‘We Have a Donut’: Astronomers React to First Image of Milky Way’s Black Hole


The first-ever image of Sagittarius A*, the supermassive black hole at the center of the Milky Way.

The first-ever image of Sagittarius A*, the supermassive black hole at the center of the Milky Way.
Image: EHT Collaboration

The fuzzy, bright-orange trappings of a cosmic beast that lurks in the heart of our galaxy made quite the impact today on scientists and space nerds alike. The Event Horizon Telescope (EHT) Collaboration released its first image the black hole at the center of the Milky Way, known as Sagittarius A*, in another major scientific milestone.

The group released the first image of a black hole—a distant monster called Messier 87*—in 2019, and now they’ve turned their telescopes closer to home.
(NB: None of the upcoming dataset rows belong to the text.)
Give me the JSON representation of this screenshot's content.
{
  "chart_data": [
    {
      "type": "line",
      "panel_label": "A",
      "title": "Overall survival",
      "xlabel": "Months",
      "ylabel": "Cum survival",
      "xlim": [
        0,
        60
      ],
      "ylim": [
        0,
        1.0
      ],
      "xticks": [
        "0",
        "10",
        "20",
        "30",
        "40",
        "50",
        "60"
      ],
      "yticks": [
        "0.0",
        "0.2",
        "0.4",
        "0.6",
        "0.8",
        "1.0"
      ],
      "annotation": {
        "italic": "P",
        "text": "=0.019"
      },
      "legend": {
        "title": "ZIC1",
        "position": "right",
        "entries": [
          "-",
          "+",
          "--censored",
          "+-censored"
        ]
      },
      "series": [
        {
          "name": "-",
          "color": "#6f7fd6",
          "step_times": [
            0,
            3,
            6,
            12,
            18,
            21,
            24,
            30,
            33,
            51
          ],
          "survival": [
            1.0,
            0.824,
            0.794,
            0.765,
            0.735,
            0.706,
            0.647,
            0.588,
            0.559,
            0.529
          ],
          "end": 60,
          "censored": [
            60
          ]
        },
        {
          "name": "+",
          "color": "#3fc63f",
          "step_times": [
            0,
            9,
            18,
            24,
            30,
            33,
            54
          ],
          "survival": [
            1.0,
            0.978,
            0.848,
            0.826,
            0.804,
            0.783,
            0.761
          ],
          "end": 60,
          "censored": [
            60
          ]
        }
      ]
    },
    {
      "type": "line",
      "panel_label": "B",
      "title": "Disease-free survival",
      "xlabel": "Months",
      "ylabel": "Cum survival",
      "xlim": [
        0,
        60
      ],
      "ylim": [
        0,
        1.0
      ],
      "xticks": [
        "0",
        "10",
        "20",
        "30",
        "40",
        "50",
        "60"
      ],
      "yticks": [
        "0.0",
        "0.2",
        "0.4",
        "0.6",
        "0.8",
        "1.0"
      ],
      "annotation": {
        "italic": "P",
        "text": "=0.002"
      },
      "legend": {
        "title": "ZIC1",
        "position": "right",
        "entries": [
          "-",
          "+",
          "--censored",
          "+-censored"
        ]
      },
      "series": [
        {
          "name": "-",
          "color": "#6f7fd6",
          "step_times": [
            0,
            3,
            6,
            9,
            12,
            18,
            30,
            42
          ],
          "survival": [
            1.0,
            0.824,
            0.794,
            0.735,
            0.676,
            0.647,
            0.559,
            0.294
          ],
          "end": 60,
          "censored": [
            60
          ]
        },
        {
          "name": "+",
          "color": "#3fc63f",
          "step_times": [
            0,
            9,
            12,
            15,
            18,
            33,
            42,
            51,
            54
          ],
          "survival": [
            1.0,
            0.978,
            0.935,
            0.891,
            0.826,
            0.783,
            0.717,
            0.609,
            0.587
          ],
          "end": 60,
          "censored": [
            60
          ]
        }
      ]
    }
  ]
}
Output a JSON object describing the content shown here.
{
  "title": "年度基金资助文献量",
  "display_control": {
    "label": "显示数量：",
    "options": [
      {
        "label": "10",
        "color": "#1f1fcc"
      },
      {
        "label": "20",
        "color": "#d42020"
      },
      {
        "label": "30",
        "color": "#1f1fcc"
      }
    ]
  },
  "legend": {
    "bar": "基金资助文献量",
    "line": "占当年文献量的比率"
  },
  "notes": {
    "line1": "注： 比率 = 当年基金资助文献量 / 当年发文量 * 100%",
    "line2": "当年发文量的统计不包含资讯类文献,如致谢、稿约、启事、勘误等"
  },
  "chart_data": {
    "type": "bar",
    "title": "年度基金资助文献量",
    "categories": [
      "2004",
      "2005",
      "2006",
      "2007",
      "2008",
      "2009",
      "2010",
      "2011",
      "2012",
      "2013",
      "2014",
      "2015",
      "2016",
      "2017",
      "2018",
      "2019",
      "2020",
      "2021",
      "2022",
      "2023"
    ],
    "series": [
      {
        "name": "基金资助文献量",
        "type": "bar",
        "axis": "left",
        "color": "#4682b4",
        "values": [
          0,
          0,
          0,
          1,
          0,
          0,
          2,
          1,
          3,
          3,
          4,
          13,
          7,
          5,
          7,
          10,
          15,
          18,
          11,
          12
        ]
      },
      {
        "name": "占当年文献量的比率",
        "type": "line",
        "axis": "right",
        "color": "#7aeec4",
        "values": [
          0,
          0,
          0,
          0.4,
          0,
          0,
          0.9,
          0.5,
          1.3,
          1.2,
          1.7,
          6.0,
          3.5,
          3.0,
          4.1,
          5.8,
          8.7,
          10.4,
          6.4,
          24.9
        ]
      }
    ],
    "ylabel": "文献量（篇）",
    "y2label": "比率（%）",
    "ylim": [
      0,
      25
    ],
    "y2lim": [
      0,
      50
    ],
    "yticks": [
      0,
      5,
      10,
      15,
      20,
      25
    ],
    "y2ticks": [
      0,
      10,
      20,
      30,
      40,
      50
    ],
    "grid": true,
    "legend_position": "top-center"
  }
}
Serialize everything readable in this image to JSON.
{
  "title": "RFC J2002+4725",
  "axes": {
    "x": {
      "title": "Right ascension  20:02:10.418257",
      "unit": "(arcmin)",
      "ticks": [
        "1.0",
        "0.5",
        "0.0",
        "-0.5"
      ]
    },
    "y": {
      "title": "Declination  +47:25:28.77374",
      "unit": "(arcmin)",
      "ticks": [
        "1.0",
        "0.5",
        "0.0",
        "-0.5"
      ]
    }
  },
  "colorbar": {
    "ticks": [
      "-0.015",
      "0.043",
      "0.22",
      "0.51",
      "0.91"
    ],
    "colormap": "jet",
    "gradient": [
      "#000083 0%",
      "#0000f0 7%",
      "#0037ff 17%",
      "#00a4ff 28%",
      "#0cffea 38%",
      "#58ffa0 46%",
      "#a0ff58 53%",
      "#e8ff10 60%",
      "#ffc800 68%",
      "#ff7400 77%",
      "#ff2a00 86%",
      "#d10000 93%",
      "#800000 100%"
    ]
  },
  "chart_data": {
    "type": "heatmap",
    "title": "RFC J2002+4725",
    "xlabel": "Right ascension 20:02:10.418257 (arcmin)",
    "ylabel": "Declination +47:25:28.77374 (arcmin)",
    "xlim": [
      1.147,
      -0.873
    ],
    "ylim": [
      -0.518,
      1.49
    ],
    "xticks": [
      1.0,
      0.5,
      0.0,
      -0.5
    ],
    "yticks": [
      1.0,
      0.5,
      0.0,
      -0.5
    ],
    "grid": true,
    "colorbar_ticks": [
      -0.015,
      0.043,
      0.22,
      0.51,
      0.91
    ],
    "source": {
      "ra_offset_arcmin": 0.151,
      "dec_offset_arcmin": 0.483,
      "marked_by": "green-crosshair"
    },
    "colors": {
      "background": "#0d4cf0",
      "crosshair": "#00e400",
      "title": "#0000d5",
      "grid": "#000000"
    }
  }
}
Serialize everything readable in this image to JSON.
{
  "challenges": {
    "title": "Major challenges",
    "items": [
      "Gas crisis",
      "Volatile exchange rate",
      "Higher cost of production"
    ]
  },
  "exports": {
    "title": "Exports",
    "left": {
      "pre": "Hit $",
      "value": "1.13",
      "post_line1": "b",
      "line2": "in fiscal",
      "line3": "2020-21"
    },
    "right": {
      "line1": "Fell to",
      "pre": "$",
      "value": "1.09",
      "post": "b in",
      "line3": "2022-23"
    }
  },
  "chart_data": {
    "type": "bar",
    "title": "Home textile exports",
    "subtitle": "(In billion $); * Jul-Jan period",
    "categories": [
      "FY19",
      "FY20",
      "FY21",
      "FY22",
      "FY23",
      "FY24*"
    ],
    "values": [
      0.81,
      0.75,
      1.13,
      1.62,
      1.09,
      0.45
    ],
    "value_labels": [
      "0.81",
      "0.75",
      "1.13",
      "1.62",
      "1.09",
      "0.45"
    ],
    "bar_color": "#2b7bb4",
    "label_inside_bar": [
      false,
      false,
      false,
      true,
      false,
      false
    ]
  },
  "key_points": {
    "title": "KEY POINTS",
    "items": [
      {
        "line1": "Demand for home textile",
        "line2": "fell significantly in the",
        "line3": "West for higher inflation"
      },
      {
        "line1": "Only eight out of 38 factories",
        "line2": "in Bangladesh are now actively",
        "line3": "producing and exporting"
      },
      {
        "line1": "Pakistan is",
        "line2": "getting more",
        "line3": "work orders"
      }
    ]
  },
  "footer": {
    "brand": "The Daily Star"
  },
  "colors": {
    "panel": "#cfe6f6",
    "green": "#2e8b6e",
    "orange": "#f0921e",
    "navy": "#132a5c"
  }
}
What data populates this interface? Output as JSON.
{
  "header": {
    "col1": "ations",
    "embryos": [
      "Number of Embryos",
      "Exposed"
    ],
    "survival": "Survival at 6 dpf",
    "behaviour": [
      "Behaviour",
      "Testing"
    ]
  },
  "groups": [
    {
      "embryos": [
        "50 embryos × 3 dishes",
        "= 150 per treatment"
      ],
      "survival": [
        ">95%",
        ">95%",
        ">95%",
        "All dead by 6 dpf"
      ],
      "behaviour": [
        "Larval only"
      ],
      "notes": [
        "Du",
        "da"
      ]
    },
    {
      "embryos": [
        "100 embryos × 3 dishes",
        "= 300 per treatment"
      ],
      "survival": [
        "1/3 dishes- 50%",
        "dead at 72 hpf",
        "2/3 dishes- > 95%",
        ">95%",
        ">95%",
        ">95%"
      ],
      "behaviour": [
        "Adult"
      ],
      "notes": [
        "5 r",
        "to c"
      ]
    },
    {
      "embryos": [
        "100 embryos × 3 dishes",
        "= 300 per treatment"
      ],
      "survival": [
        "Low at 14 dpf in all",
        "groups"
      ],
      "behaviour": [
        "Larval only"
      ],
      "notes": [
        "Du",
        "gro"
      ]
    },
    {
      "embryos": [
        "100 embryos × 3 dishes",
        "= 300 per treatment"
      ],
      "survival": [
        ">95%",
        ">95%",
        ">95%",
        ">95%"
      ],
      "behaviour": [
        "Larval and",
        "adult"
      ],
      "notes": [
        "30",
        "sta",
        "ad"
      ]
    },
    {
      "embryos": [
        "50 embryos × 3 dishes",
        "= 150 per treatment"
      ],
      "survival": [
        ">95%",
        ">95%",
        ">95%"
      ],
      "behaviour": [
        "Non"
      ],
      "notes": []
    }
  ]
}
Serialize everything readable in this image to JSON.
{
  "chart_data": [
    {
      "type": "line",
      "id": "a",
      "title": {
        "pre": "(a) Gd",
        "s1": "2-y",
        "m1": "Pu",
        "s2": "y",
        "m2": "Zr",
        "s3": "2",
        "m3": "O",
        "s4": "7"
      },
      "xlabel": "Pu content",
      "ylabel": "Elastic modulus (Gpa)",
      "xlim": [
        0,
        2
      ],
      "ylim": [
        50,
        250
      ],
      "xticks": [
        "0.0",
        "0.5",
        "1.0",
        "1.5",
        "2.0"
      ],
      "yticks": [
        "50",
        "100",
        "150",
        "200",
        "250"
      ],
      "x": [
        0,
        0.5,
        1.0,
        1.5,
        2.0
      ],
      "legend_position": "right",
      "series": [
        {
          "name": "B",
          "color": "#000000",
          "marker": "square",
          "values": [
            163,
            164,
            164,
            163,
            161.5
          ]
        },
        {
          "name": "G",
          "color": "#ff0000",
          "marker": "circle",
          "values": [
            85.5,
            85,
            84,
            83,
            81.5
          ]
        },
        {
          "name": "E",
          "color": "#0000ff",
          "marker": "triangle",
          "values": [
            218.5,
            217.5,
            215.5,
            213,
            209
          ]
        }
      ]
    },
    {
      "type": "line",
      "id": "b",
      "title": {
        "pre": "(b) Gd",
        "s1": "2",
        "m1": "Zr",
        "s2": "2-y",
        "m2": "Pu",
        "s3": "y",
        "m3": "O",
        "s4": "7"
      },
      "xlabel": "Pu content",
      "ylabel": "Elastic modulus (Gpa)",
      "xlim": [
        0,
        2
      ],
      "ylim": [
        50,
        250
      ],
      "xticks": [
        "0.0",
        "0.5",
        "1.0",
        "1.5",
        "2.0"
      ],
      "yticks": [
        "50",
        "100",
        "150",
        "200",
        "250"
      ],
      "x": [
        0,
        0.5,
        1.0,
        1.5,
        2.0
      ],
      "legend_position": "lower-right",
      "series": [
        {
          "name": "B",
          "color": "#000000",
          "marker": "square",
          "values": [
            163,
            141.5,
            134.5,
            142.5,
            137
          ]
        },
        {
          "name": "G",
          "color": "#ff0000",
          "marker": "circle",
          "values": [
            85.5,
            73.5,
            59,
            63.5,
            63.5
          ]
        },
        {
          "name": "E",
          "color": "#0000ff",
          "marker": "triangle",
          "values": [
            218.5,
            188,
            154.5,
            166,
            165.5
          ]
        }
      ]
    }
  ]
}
Sagittarius A* (pronounced “A-star”), a source of radio waves at the center of our galaxy, has long been assumed to be a supermassive black hole. Now, we know it for sure.

“The wait is over. Meet the black hole at the center of our galaxy,” Feryal Özel, EHT modeling lead and a professor of astronomy and astrophysics at the University of Arizona, announced on Twitter Thursday morning with the hashtag #OurBlackHole.

Astronomers have been waiting for this moment since they laid eyes on the shadow of M87* back in 2019.

Becky Smethurst, an astrophysicist at the University of Oxford, recorded her live reaction to seeing the image of Sagittarius A* and posted the video on YouTube. “Oh my god, look at it,” Smethurst exclaims. “It’s so much more squashed than M87.”

Sagittarius A* is about a thousand times smaller than the M87 black hole, weighing in at only 4 million times the mass of the Sun. It also looks quite a bit more like a donut, as some astronomers pointed out through a series of mostly Homer Simpson-related memes.

Others chose to put an astrophysics twist on an old classic.

Meanwhile, some scientists aimed to show the scale captured in the image. Mark McCaughrean, senior advisor for science and exploration at the European Space Agency, noted the size difference between the radius of Earth’s orbit around the Sun and the radius of the black hole in the image.

Astrophysicist Jonathan McDowell from the Harvard-Smithsonian Center for Astrophysics also felt the need to clarify why the image is seemingly blurry. “A lot of confusion about why the black hole picture seems blurry, but is actually one of the sharpest pictures ever taken. It’s because what you are seeing is super, super zoomed in,” McDowell wrote in a series of tweets.

As the metaphorical confetti settles after the image release, scientists are excited to learn a whole lot more about these mysterious, fuzzy donuts in space.